It was early February when Ohad Zaidenberg first started noticing malicious emails and files disguised as information about Covid. He’s a cyber intelligence researcher based in Israel, and they were the sort of schemes he encountered all the time—benign-looking messages that trick people into giving someone network access. But more and more of them seemed to be using fear of the new virus as leverage to get people to click a link or download a file. “This little measure can save you,” read one email he flagged, before prompting the reader to open a PDF called “Safety Measures.” Zaidenberg didn’t think too much of it at the time. Coronavirus cases were still mostly confined to China, and it wasn’t yet clear the virus would become a global pandemic.

Just over a month later, Zaidenberg went out to dinner. It was his last night out before Israel shut down. Infections were starting to climb, and as he drove back to his home in Tel Aviv, he was thinking about how dangerous everything suddenly seemed. A former intelligence officer with dark hair and a closely cropped beard, Zaidenberg had left the Israeli army with a deep belief in working for peace. Coronavirus is a war, he thought. Then he remembered the malicious documents he’d been seeing. For the most part, they’d seemed benign enough—someone trying to get into a system to spy, for instance. But now something new jolted his mind: What if the malware was instead used to compromise hospital security?

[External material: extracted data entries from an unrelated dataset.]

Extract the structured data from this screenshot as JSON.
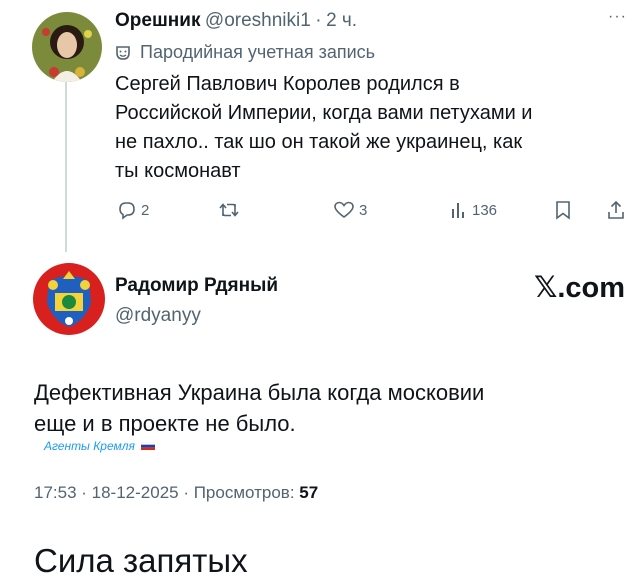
{
  "reply_tweet": {
    "author_name": "Орешник",
    "handle": "@oreshniki1",
    "separator": "·",
    "time": "2 ч.",
    "more_icon": "ellipsis-icon",
    "parody_label": "Пародийная учетная запись",
    "text_lines": [
      "Сергей Павлович Королев родился в",
      "Российской Империи, когда вами петухами и",
      "не пахло.. так шо он такой же украинец, как",
      "ты космонавт"
    ],
    "actions": {
      "reply_count": "2",
      "retweet_count": "",
      "like_count": "3",
      "views_count": "136"
    }
  },
  "main_tweet": {
    "author_name": "Радомир Рдяный",
    "handle": "@rdyanyy",
    "brand": "𝕏.com",
    "text_lines": [
      "Дефективная Украина была когда московии",
      "еще и в проекте не было."
    ],
    "watermark": "Агенты Кремля",
    "timestamp": "17:53 · 18-12-2025 · Просмотров:",
    "views": "57"
  },
  "caption": "Сила запятых",
  "colors": {
    "text": "#0f1419",
    "secondary": "#536471",
    "line": "#cfd9de",
    "watermark": "#1d9bf0"
  }
}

It had already happened three years earlier. In May 2017, computers at National Health Service hospitals all across the UK started displaying a pop-up message demanding users pay $300 in bitcoin to restore access to their files. The ransomware attack, called WannaCry, didn’t specifically target hospitals in the UK. In fact, it infected more than 200,000 computers worldwide. But many British hospitals had been running older, more vulnerable Windows operating systems, and once the worm got in, it quickly jumped from computer to computer, encrypting files as it went. Email systems went offline. Doctors couldn’t access patient records. Blood test analysis devices and MRI scanners became inoperable, and staff scrambled to cancel surgeries and other appointments—19,000 in all. The attack cost the National Health Service well over $100 million.

As Israel shut down during the pandemic, cyber intelligence researcher Ohad Zaidenberg decided to apply his skills to defending hospitals around the world.Photograph: Dudi Hasson

Zaidenberg could barely bring himself to think what an attack like that would do to hospitals around the world already buckling under a surge of Covid cases. Even a smaller attack could be devastating. Locking doctors out of patient records could easily have life-or-death consequences. If a hospital had to pay a ransom to unlock its systems, perhaps it couldn’t buy additional ventilators. People could die.

The next day, Zaidenberg saw the news. The second-largest hospital in the Czech Republic had been attacked. In the early morning hours, an announcement blared over the hospital’s PA system, instructing workers to shut down their computers immediately. A few hours later, surgeries were canceled. Luckily, there were fewer than 300 coronaviruses cases in the country at the time, so the hospital wasn’t already overburdened. It was, however, one of the Czech Republic’s biggest Covid testing centers, and the attack delayed results for a few days.

The Czech incident made it clear to Zaidenberg that his fears were justified. Israel was in the process of locking down, and he knew he would soon have a lot of time on his hands. He also knew his cybersecurity skills could help prevent attacks like the one in the Czech Republic. After all, he was already monitoring virus-related threats for work. What if there were a way to scale that up globally, a way to alert hospitals—any hospital, anywhere—that they might be vulnerable, before an attack happened?

That same day Zaidenberg noticed that Nate Warfield, a Microsoft security manager he’d recently met, was tweeting about the exact same thing. “We as infosec professionals have skills and tools our colleagues supporting the medical field may not,” Warfield wrote. “I encourage all of you to do what you can in your communities and regions to help defend them.” Zaidenberg messaged him right away. He floated the idea of recruiting a group of cyber threat researchers to work, pro bono, assessing threats related to the virus.